In the area adjacent to the Church of Nostra Segnora de Mesumundu, there is a necropolis consisting of burials dating back to the 6th–7th century AD. The tombs were excavated under the direction of the archaeologist Guglielmo Maetzke between 1958 and 1965, on that occasion various jewels and weapons were found, which are kept at the Museo nazionale archeologico ed etnografico G. A. Sanna of Sassari.

== Excavations of the 2010s ==
From 2011 to 2018, in the context of the summer schools sponsored by the University of Sassari, 7 archaeological excavation campaigns were carried out in the area, under the direction of the archaeologist Marco Milanese.

In 2015, during the fifth excavation campaign, a late antiquity settlement phase was identified, which can be placed between the abandonment of the Roman baths (3rd A.D.) and the construction of the church (6th A.D.); a well, a long room near the church and the remains of a (...) late antiquity building, with two-floor phases in cocciopesto, located in a neighboring area, not in immediate contiguity with the Byzantine church. It could be the remains of a modest early Christian building, in relation to which numerous burials have been found, referable to a small rural community.

In 2016, during the sixth excavation campaign of the UNISS directed by M. Milanese, it was further confirmed that Mesumundu has been a rural village between the 5th and the 7th sec.
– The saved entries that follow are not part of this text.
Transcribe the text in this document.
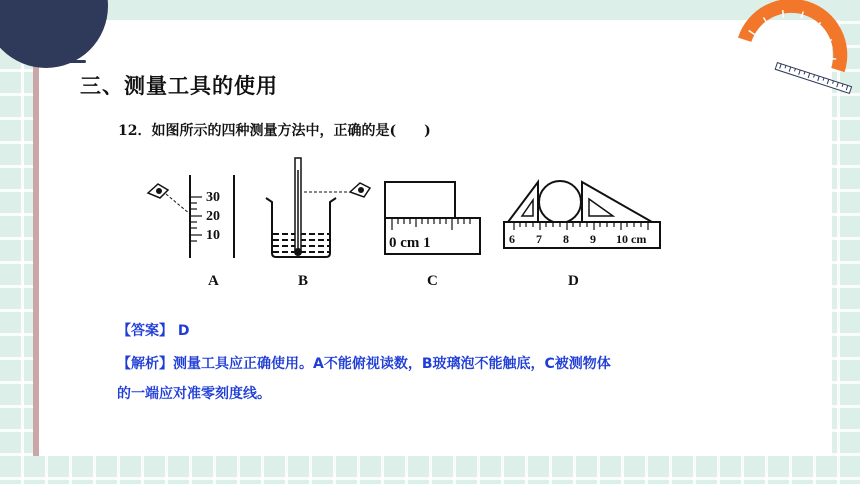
三、测量工具的使用
12．如图所示的四种测量方法中，正确的是(　　)
30
20
10
A	B
0 cm 1
C
6 7 8 9 10 cm
D
【答案】 D
【解析】测量工具应正确使用。A不能俯视读数，B玻璃泡不能触底，C被测物体
的一端应对准零刻度线。
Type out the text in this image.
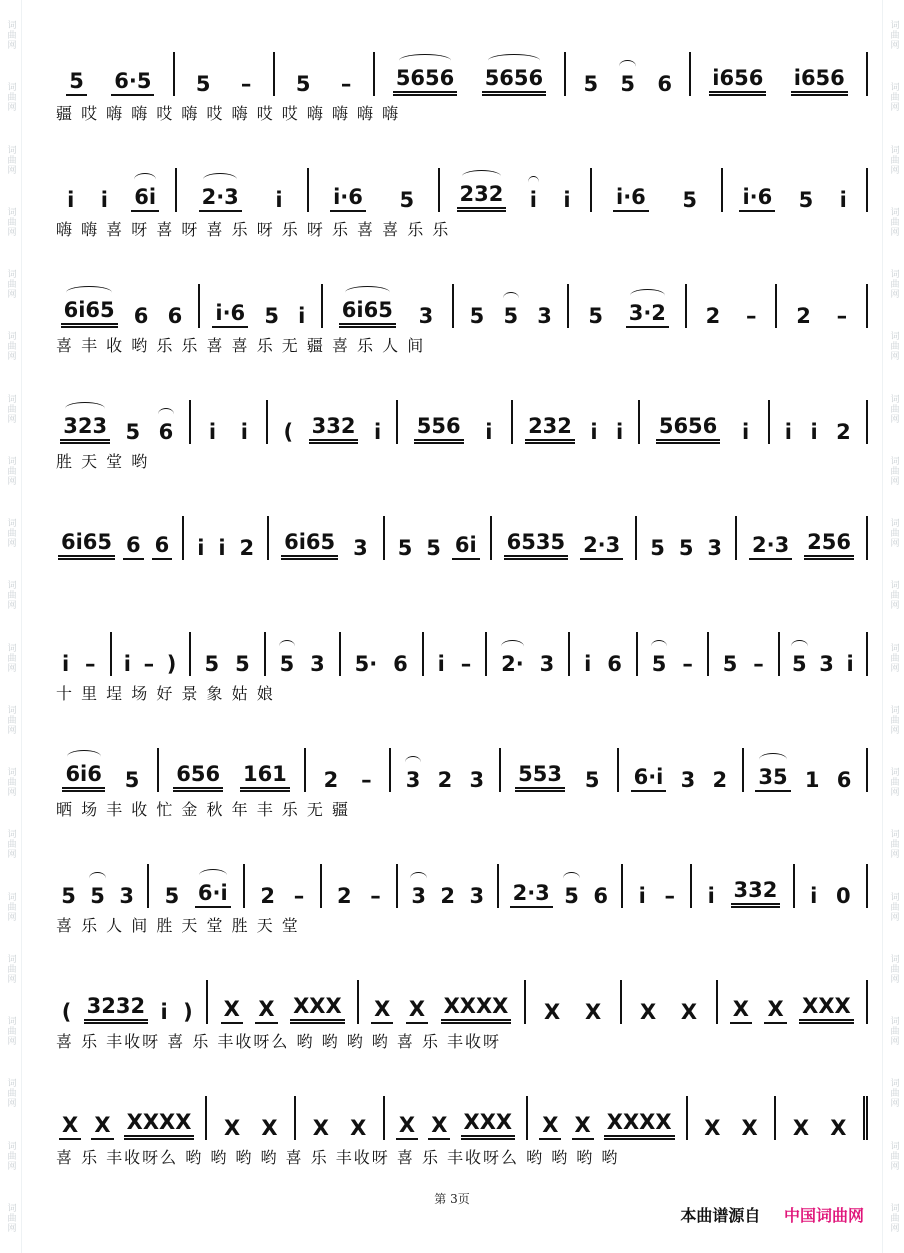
词曲网
词曲网
词曲网
词曲网
词曲网
词曲网
词曲网
词曲网
词曲网
词曲网
词曲网
词曲网
词曲网
词曲网
词曲网
词曲网
词曲网
词曲网
词曲网
词曲网
词曲网
词曲网
词曲网
词曲网
词曲网
词曲网
词曲网
词曲网
词曲网
词曲网
词曲网
词曲网
词曲网
词曲网
词曲网
词曲网
词曲网
词曲网
词曲网
词曲网
5 6·5 5 – 5 – 5656 5656 5 5 6 i656 i656
疆 哎 嗨 嗨 哎 嗨 哎 嗨 哎 哎 嗨 嗨 嗨 嗨
i i 6i 2·3 i i·6 5 232 i i i·6 5 i·6 5 i
嗨 嗨 喜 呀 喜 呀 喜 乐 呀 乐 呀 乐 喜 喜 乐 乐
6i65 6 6 i·6 5 i 6i65 3 5 5 3 5 3·2 2 – 2 –
喜 丰 收 哟 乐 乐 喜 喜 乐 无 疆 喜 乐 人 间
323 5 6 i i ( 332 i 556 i 232 i i 5656 i i i 2
胜 天 堂 哟
6i65 6 6 i i 2 6i65 3 5 5 6i 6535 2·3 5 5 3 2·3 256
i – i – ) 5 5 5 3 5· 6 i – 2· 3 i 6 5 – 5 – 5 3 i
十 里 埕 场 好 景 象 姑 娘
6i6 5 656 161 2 – 3 2 3 553 5 6·i 3 2 35 1 6
晒 场 丰 收 忙 金 秋 年 丰 乐 无 疆
5 5 3 5 6·i 2 – 2 – 3 2 3 2·3 5 6 i – i 332 i 0
喜 乐 人 间 胜 天 堂 胜 天 堂
( 3232 i ) X X XXX X X XXXX X X X X X X XXX
喜 乐 丰收呀 喜 乐 丰收呀么 哟 哟 哟 哟 喜 乐 丰收呀
X X XXXX X X X X X X XXX X X XXXX X X X X
喜 乐 丰收呀么 哟 哟 哟 哟 喜 乐 丰收呀 喜 乐 丰收呀么 哟 哟 哟 哟
第 3页
本曲谱源自 中国词曲网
A.D..

Furthermore, in 2018, during an excavation, a stretch of paved Roman road dating back to the imperial era was found, which represents one of the rare segments of the Roman road in Sardinia. Depending on the orientation this could be a deviation, a sort of junction, in the direction of Ardara (and therefore of Olbia), which detached from the main axis of the Roman road network of Sardinia, which connected (Carales) Cagliari and (Turris Lybisonis) Porto Torres.